Cantona is slightly forgotten in the final third when Laverty switches from mawkishness to menace. A spot of mischief darkens into a blotch of urban violence after one of Eric's layabout stepsons gets involved with a local villain; the incriminating ownership of a handgun drives Eric to a desperate meeting with this psycho-path, who casually humiliates him.

Remembering Cantona's words about dependence on your mates – rather than, say, emulating that notorious flying kung-fu kick – Eric hatches a plan to turn the tables on his nemesis. It is perhaps the least realistic scheme to outwit a villain ever seen on film, and executed in the most galumphing fashion. The tone jars horribly with what has gone before. Laverty has a proven track record as a grim social realist; he is less assured as a comic fantasist; and he is absolutely hopeless when he tries to combine the two.

One of Laverty's principal characters is Eric's post-office colleague Meatballs, nicely played by John Henshaw as a lummox who believes he can attain wisdom from self-help books.
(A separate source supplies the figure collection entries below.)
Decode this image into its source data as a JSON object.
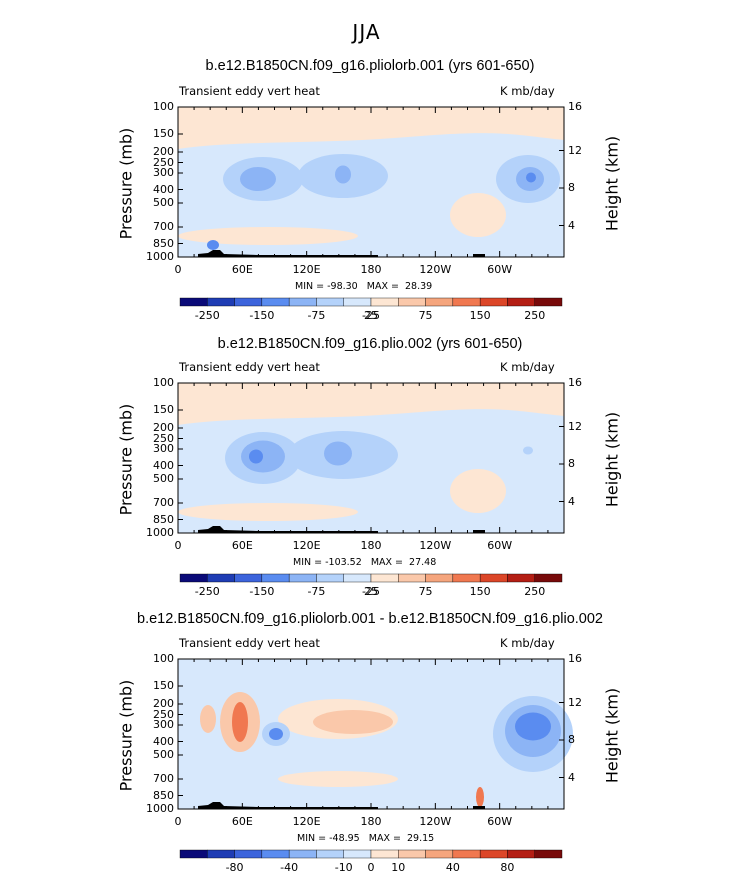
{
  "suptitle": "JJA",
  "colorbar_colors": [
    "#0a0a78",
    "#1e3cb4",
    "#3c64dc",
    "#5a8cf0",
    "#8cb4f5",
    "#b4d2fa",
    "#d7e8fc",
    "#fde6d3",
    "#fac8aa",
    "#f5a57d",
    "#f07850",
    "#dc4628",
    "#b41e14",
    "#780a0a"
  ],
  "chart_data": [
    {
      "type": "contour",
      "title": "b.e12.B1850CN.f09_g16.pliolorb.001 (yrs 601-650)",
      "left_label": "Transient eddy vert heat",
      "right_label": "K mb/day",
      "ylabel": "Pressure (mb)",
      "ylabel_right": "Height (km)",
      "y_ticks": [
        "100",
        "150",
        "200",
        "250",
        "300",
        "400",
        "500",
        "700",
        "850",
        "1000"
      ],
      "z_ticks": [
        "16",
        "12",
        "8",
        "4"
      ],
      "x_ticks": [
        "0",
        "60E",
        "120E",
        "180",
        "120W",
        "60W"
      ],
      "min_max": "MIN = -98.30   MAX =  28.39",
      "colorbar_labels": [
        "-250",
        "-150",
        "-75",
        "-25",
        "25",
        "75",
        "150",
        "250"
      ]
    },
    {
      "type": "contour",
      "title": "b.e12.B1850CN.f09_g16.plio.002 (yrs 601-650)",
      "left_label": "Transient eddy vert heat",
      "right_label": "K mb/day",
      "ylabel": "Pressure (mb)",
      "ylabel_right": "Height (km)",
      "y_ticks": [
        "100",
        "150",
        "200",
        "250",
        "300",
        "400",
        "500",
        "700",
        "850",
        "1000"
      ],
      "z_ticks": [
        "16",
        "12",
        "8",
        "4"
      ],
      "x_ticks": [
        "0",
        "60E",
        "120E",
        "180",
        "120W",
        "60W"
      ],
      "min_max": "MIN = -103.52   MAX =  27.48",
      "colorbar_labels": [
        "-250",
        "-150",
        "-75",
        "-25",
        "25",
        "75",
        "150",
        "250"
      ]
    },
    {
      "type": "contour",
      "title": "b.e12.B1850CN.f09_g16.pliolorb.001 - b.e12.B1850CN.f09_g16.plio.002",
      "left_label": "Transient eddy vert heat",
      "right_label": "K mb/day",
      "ylabel": "Pressure (mb)",
      "ylabel_right": "Height (km)",
      "y_ticks": [
        "100",
        "150",
        "200",
        "250",
        "300",
        "400",
        "500",
        "700",
        "850",
        "1000"
      ],
      "z_ticks": [
        "16",
        "12",
        "8",
        "4"
      ],
      "x_ticks": [
        "0",
        "60E",
        "120E",
        "180",
        "120W",
        "60W"
      ],
      "min_max": "MIN = -48.95   MAX =  29.15",
      "colorbar_labels": [
        "-80",
        "-40",
        "-10",
        "0",
        "10",
        "40",
        "80"
      ]
    }
  ]
}
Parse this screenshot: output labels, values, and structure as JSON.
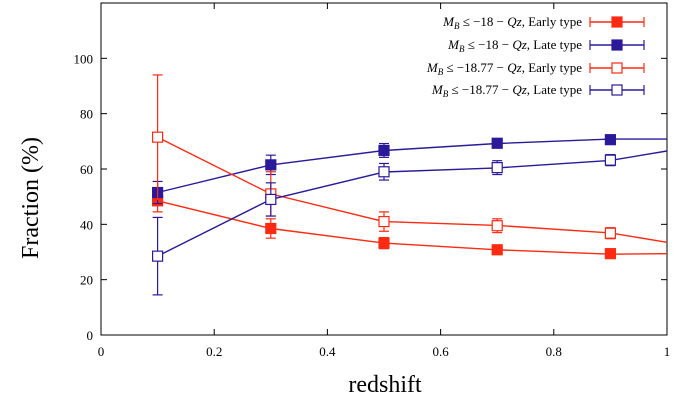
{
  "chart_data": {
    "type": "line",
    "title": "",
    "xlabel": "redshift",
    "ylabel": "Fraction (%)",
    "xlim": [
      0,
      1
    ],
    "ylim": [
      0,
      120
    ],
    "xticks": [
      0,
      0.2,
      0.4,
      0.6,
      0.8,
      1
    ],
    "xtick_labels": [
      "0",
      "0.2",
      "0.4",
      "0.6",
      "0.8",
      "1"
    ],
    "yticks": [
      0,
      20,
      40,
      60,
      80,
      100
    ],
    "ytick_labels": [
      "0",
      "20",
      "40",
      "60",
      "80",
      "100"
    ],
    "grid": false,
    "legend_position": "top-right",
    "series": [
      {
        "name": "M_B ≤ −18 − Qz, Early type",
        "legend_parts": [
          "M",
          "B",
          " ≤ −18 − ",
          "Qz",
          ", Early type"
        ],
        "color": "#ff2a12",
        "marker": "filled-square",
        "x": [
          0.1,
          0.3,
          0.5,
          0.7,
          0.9
        ],
        "y": [
          48.5,
          38.5,
          33.2,
          30.8,
          29.4
        ],
        "err": [
          4,
          3.5,
          2,
          1.5,
          1.5
        ],
        "line_x": [
          0.1,
          0.3,
          0.5,
          0.7,
          0.9,
          1.0
        ],
        "line_y": [
          48.5,
          38.5,
          33.2,
          30.8,
          29.2,
          29.4
        ]
      },
      {
        "name": "M_B ≤ −18 − Qz, Late type",
        "legend_parts": [
          "M",
          "B",
          " ≤ −18 − ",
          "Qz",
          ", Late type"
        ],
        "color": "#2a1a9a",
        "marker": "filled-square",
        "x": [
          0.1,
          0.3,
          0.5,
          0.7,
          0.9
        ],
        "y": [
          51.5,
          61.5,
          66.7,
          69.3,
          70.6
        ],
        "err": [
          4,
          3.5,
          2.5,
          1.5,
          1.5
        ],
        "line_x": [
          0.1,
          0.3,
          0.5,
          0.7,
          0.9,
          1.0
        ],
        "line_y": [
          51.5,
          61.5,
          66.7,
          69.2,
          70.8,
          70.8
        ]
      },
      {
        "name": "M_B ≤ −18.77 − Qz, Early type",
        "legend_parts": [
          "M",
          "B",
          " ≤ −18.77 − ",
          "Qz",
          ", Early type"
        ],
        "color": "#ff2a12",
        "marker": "open-square",
        "x": [
          0.1,
          0.3,
          0.5,
          0.7,
          0.9
        ],
        "y": [
          71.5,
          51,
          41,
          39.5,
          36.8
        ],
        "err": [
          22.5,
          8,
          3.5,
          2.5,
          2
        ],
        "line_x": [
          0.1,
          0.3,
          0.5,
          0.7,
          0.9,
          1.0
        ],
        "line_y": [
          71.5,
          51,
          41,
          39.6,
          36.9,
          33.5
        ]
      },
      {
        "name": "M_B ≤ −18.77 − Qz, Late type",
        "legend_parts": [
          "M",
          "B",
          " ≤ −18.77 − ",
          "Qz",
          ", Late type"
        ],
        "color": "#2a1a9a",
        "marker": "open-square",
        "x": [
          0.1,
          0.3,
          0.5,
          0.7,
          0.9
        ],
        "y": [
          28.5,
          49,
          59,
          60.5,
          63.2
        ],
        "err": [
          14,
          6,
          3,
          2.5,
          2
        ],
        "line_x": [
          0.1,
          0.3,
          0.5,
          0.7,
          0.9,
          1.0
        ],
        "line_y": [
          28.5,
          49,
          58.9,
          60.4,
          63.1,
          66.5
        ]
      }
    ]
  }
}
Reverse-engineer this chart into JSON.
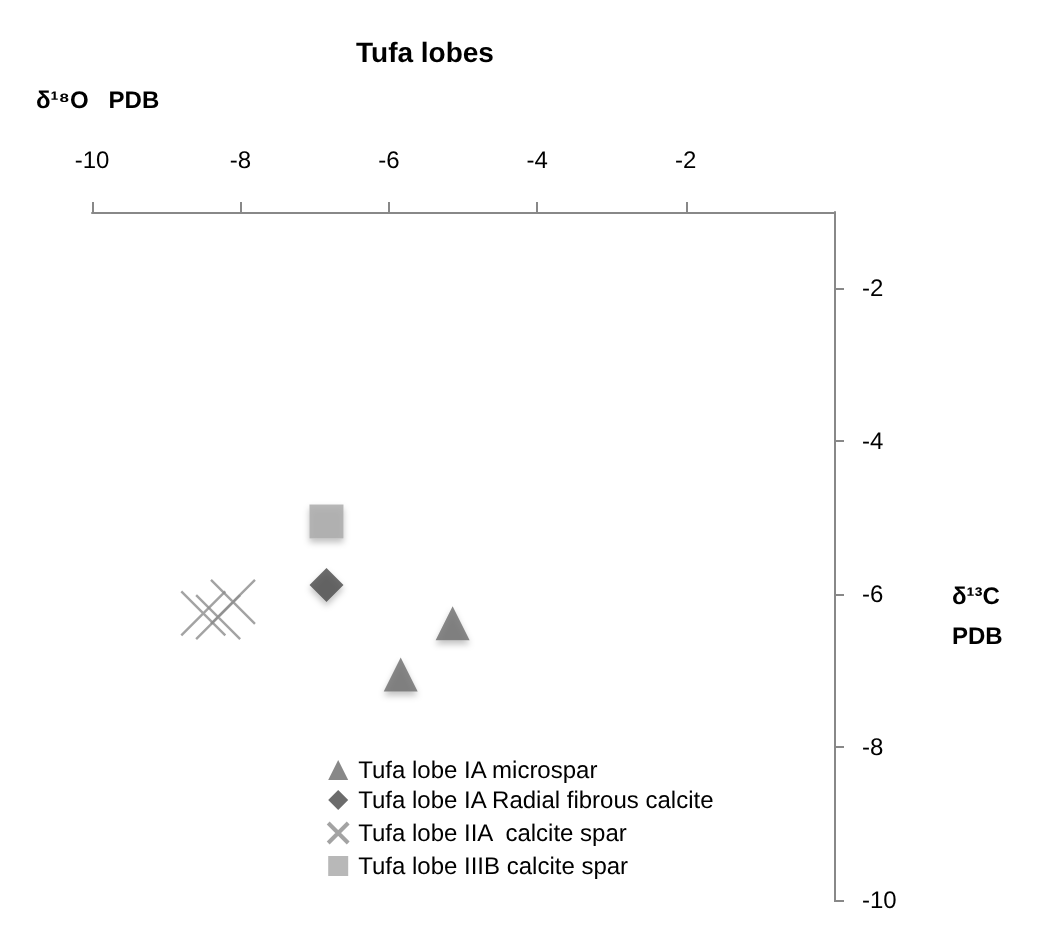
{
  "chart_data": {
    "type": "scatter",
    "title": "Tufa lobes",
    "xlabel": "δ¹⁸O   PDB",
    "ylabel": "δ¹³C PDB",
    "xlim": [
      -10,
      0
    ],
    "xticks": [
      -10,
      -8,
      -6,
      -4,
      -2
    ],
    "ylim": [
      -10,
      -1
    ],
    "yticks": [
      -10,
      -8,
      -6,
      -4,
      -2
    ],
    "grid": false,
    "legend": "bottom",
    "series": [
      {
        "name": "Tufa lobe IA microspar",
        "color": "#6a6a6a",
        "marker": "triangle",
        "x": [
          -5.14,
          -5.84
        ],
        "values": [
          -6.38,
          -7.05
        ]
      },
      {
        "name": "Tufa lobe IA Radial fibrous calcite",
        "color": "#474747",
        "marker": "diamond",
        "x": [
          -6.84
        ],
        "values": [
          -5.88
        ]
      },
      {
        "name": "Tufa lobe IIA  calcite spar",
        "color": "#8c8c8c",
        "marker": "cross",
        "x": [
          -8.5,
          -8.3,
          -8.1
        ],
        "values": [
          -6.25,
          -6.3,
          -6.1
        ]
      },
      {
        "name": "Tufa lobe IIIB calcite spar",
        "color": "#a6a6a6",
        "marker": "square",
        "x": [
          -6.84
        ],
        "values": [
          -5.05
        ]
      }
    ]
  }
}
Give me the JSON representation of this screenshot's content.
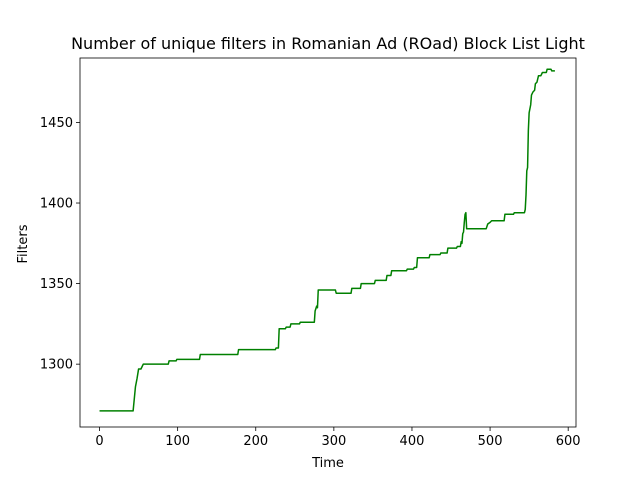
{
  "chart_data": {
    "type": "line",
    "title": "Number of unique filters in Romanian Ad (ROad) Block List Light",
    "xlabel": "Time",
    "ylabel": "Filters",
    "xlim": [
      -25,
      610
    ],
    "ylim": [
      1261,
      1490
    ],
    "xticks": [
      0,
      100,
      200,
      300,
      400,
      500,
      600
    ],
    "yticks": [
      1300,
      1350,
      1400,
      1450
    ],
    "grid": false,
    "line_color": "#008000",
    "series": [
      {
        "name": "",
        "points": [
          [
            0,
            1271
          ],
          [
            43,
            1271
          ],
          [
            44,
            1276
          ],
          [
            46,
            1286
          ],
          [
            48,
            1291
          ],
          [
            50,
            1297
          ],
          [
            53,
            1297
          ],
          [
            56,
            1300
          ],
          [
            88,
            1300
          ],
          [
            89,
            1302
          ],
          [
            98,
            1302
          ],
          [
            99,
            1303
          ],
          [
            128,
            1303
          ],
          [
            129,
            1306
          ],
          [
            177,
            1306
          ],
          [
            178,
            1309
          ],
          [
            225,
            1309
          ],
          [
            226,
            1310
          ],
          [
            229,
            1310
          ],
          [
            230,
            1322
          ],
          [
            238,
            1322
          ],
          [
            239,
            1323
          ],
          [
            244,
            1323
          ],
          [
            245,
            1325
          ],
          [
            256,
            1325
          ],
          [
            257,
            1326
          ],
          [
            275,
            1326
          ],
          [
            276,
            1333
          ],
          [
            278,
            1336
          ],
          [
            279,
            1335
          ],
          [
            280,
            1346
          ],
          [
            302,
            1346
          ],
          [
            303,
            1344
          ],
          [
            322,
            1344
          ],
          [
            323,
            1347
          ],
          [
            334,
            1347
          ],
          [
            335,
            1350
          ],
          [
            352,
            1350
          ],
          [
            353,
            1352
          ],
          [
            367,
            1352
          ],
          [
            368,
            1355
          ],
          [
            373,
            1355
          ],
          [
            374,
            1358
          ],
          [
            393,
            1358
          ],
          [
            394,
            1359
          ],
          [
            402,
            1359
          ],
          [
            403,
            1360
          ],
          [
            406,
            1360
          ],
          [
            407,
            1366
          ],
          [
            422,
            1366
          ],
          [
            423,
            1368
          ],
          [
            436,
            1368
          ],
          [
            437,
            1369
          ],
          [
            445,
            1369
          ],
          [
            446,
            1372
          ],
          [
            457,
            1372
          ],
          [
            458,
            1373
          ],
          [
            462,
            1373
          ],
          [
            463,
            1376
          ],
          [
            464,
            1375
          ],
          [
            465,
            1381
          ],
          [
            466,
            1382
          ],
          [
            467,
            1388
          ],
          [
            468,
            1393
          ],
          [
            469,
            1394
          ],
          [
            470,
            1384
          ],
          [
            495,
            1384
          ],
          [
            497,
            1387
          ],
          [
            500,
            1388
          ],
          [
            502,
            1389
          ],
          [
            518,
            1389
          ],
          [
            519,
            1393
          ],
          [
            530,
            1393
          ],
          [
            531,
            1394
          ],
          [
            544,
            1394
          ],
          [
            545,
            1396
          ],
          [
            546,
            1405
          ],
          [
            547,
            1420
          ],
          [
            548,
            1422
          ],
          [
            549,
            1445
          ],
          [
            550,
            1456
          ],
          [
            552,
            1461
          ],
          [
            553,
            1467
          ],
          [
            555,
            1469
          ],
          [
            557,
            1470
          ],
          [
            558,
            1474
          ],
          [
            560,
            1475
          ],
          [
            562,
            1479
          ],
          [
            565,
            1479
          ],
          [
            567,
            1481
          ],
          [
            572,
            1481
          ],
          [
            573,
            1483
          ],
          [
            578,
            1483
          ],
          [
            579,
            1482
          ],
          [
            583,
            1482
          ]
        ]
      }
    ]
  }
}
First he tries a bit of group therapy to drag Eric out of the doldrums. Later, when he hears that a "psychopath" is on the loose, he brings along to the pub a paperback entitled Psychopath. I suppose this is comedy of a sort, but like much else here it sounds like it's written by someone earnestly, doggedly conducting an investigation into what "comedy" might be. Laverty seems much more at home during another pub debate between fans of the breakaway FC Manchester and fans of the corporate-owned Premier League club; you can hear Loach's old-school socialist decency coming through loud and clear. The sentimental celebration of that decency is partly what hobbles Looking for Eric. The film ends in a welter of thank-you scenes so sincerely "feel-good" I found myself groaning. I wanted to offer my own thank-you – and good night.